Gambling and corruption
by Jon Joaquin
One of the biggest rallies ever held in Davao City was in late 1994 (or maybe early 1995) when Davaoeños came together to oppose the launch of Lotto by the Philippine Charity Sweepstakes Office (PCSO). I was a new reporter then and I remember standing in a sea of people all pushing government not to go through with the idea. It was naturally led by the Catholic Church and civil society, but they had an ally in then-Mayor Rodrigo Duterte who had expressed opposition to the new game.
I can’t remember his exact reasons, but I recall that some of it had to do with his distaste for enticing Filipinos to use their hard-earned money to bet on a game in which one’s chances of winning are truly astronomical. At the time it was introduced, there was only the Lotto 6/42, in which a better picks a six-number combination from 1 to 42. According to the website Filipiknow.net, the odds of getting all six numbers are 1 in 5,245,786. Later on the PCSO added four more Lotto versions, with the odds getting more and more difficult: Mega Lotto 6/45 (with 45 numbers instead of 42), where the odds of winning are 1 in 8,145,060; Super Lotto 6/49 (1 in 13,983,816); Grand Lotto 6/55 (1 in 28,989,675); and Ultra Lotto 6/58 (1 in 40,475,358).
Personally I’ve never put any money into PCSO’s games (Lotto, Sweepstakes, Small Town Lottery, etc.). I know that the intent is noble: the PCSO is one of the biggest money earners for the government and millions of poor Filipinos depend on it for assistance, especially for their medical needs. But I agree with critics that in doing so, the PCSO is also encouraging a culture of gambling among Filipinos. To me, the end (helping the poor with their medical needs) does not justify the means (enticing people to part with their hard-earned money with the promise of instant wealth).
This is not to mention the corruption that must surely have festered in the PCSO over the decades, which President Rodrigo Duterte confirmed when he ordered the closure of all PCSO gaming activities on July 26. In his own words, the ground for the closure order was “massive corruption” involving “all” – that is, the corruption in the PCSO’s gaming activities was being perpetrated at all levels. This includes, he said, the courts that issued injunctions like restraining orders that allowed the corruption to thrive even when government wanted to stop it.
I’ve always been suspicious of Lotto since the time it started. It appeared that there was a winner of the jackpot every week (or close to every week). If the odds of winning were so astronomical, how could there be a lucky winner every single week? It didn’t make sense. Add to that the fact that the winners were never identified, allegedly to protect them from the evil that men do on those who get rich instantly. We were never really sure if anyone was actually winning or, as many suspected, some people were lining their pockets with the jackpot money.
In fact, it was only under the Duterte administration that the Lotto prize grew to record highs precisely because fewer and fewer people were guessing the right combination of numbers correctly. The biggest prize ever won in PCSO Lotto history was P1.8 billion in October last year, which grew to that size because no one had won the Ultra Lotto 6/58 jackpot since the previous February when two bettors shared a jackpot of P331.9 million. You can’t look at those numbers and not ask why it never happened before in the Lotto’s 24-year history.
But more than just the prize, it’s the huge amount of money lost to corruption that angers many Filipinos right now. Two weeks before Duterte ordered the closure of Lotto and other PCSO games, the Commission on Audit (COA) revealed that the PCSO had not remitted to government a whopping P8.426 billion in profits – half of its P16.852 billion net earnings from 1994 to 2016. Imagine how many lives could have been saved with that amount.

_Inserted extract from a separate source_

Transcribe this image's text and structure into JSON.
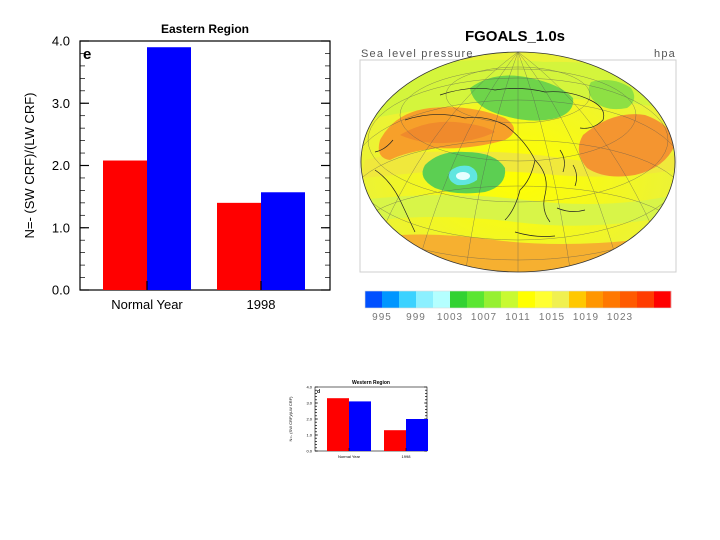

In his televised speech, Duterte hinted that he did not actually want government to operate Lotto and other such games but conceded that allowing gambling “may help in the economic activity because money goes around.”
“But if you f*** government, that’s something else. Talagang kayo ang naghingi. Ibibigay ko sa inyo.” [You asked for it, now you’re going to get it], he said.
The views and opinions expressed in this column are those of the original author, and do not necessarily represent those of the Pilipino Express publishers.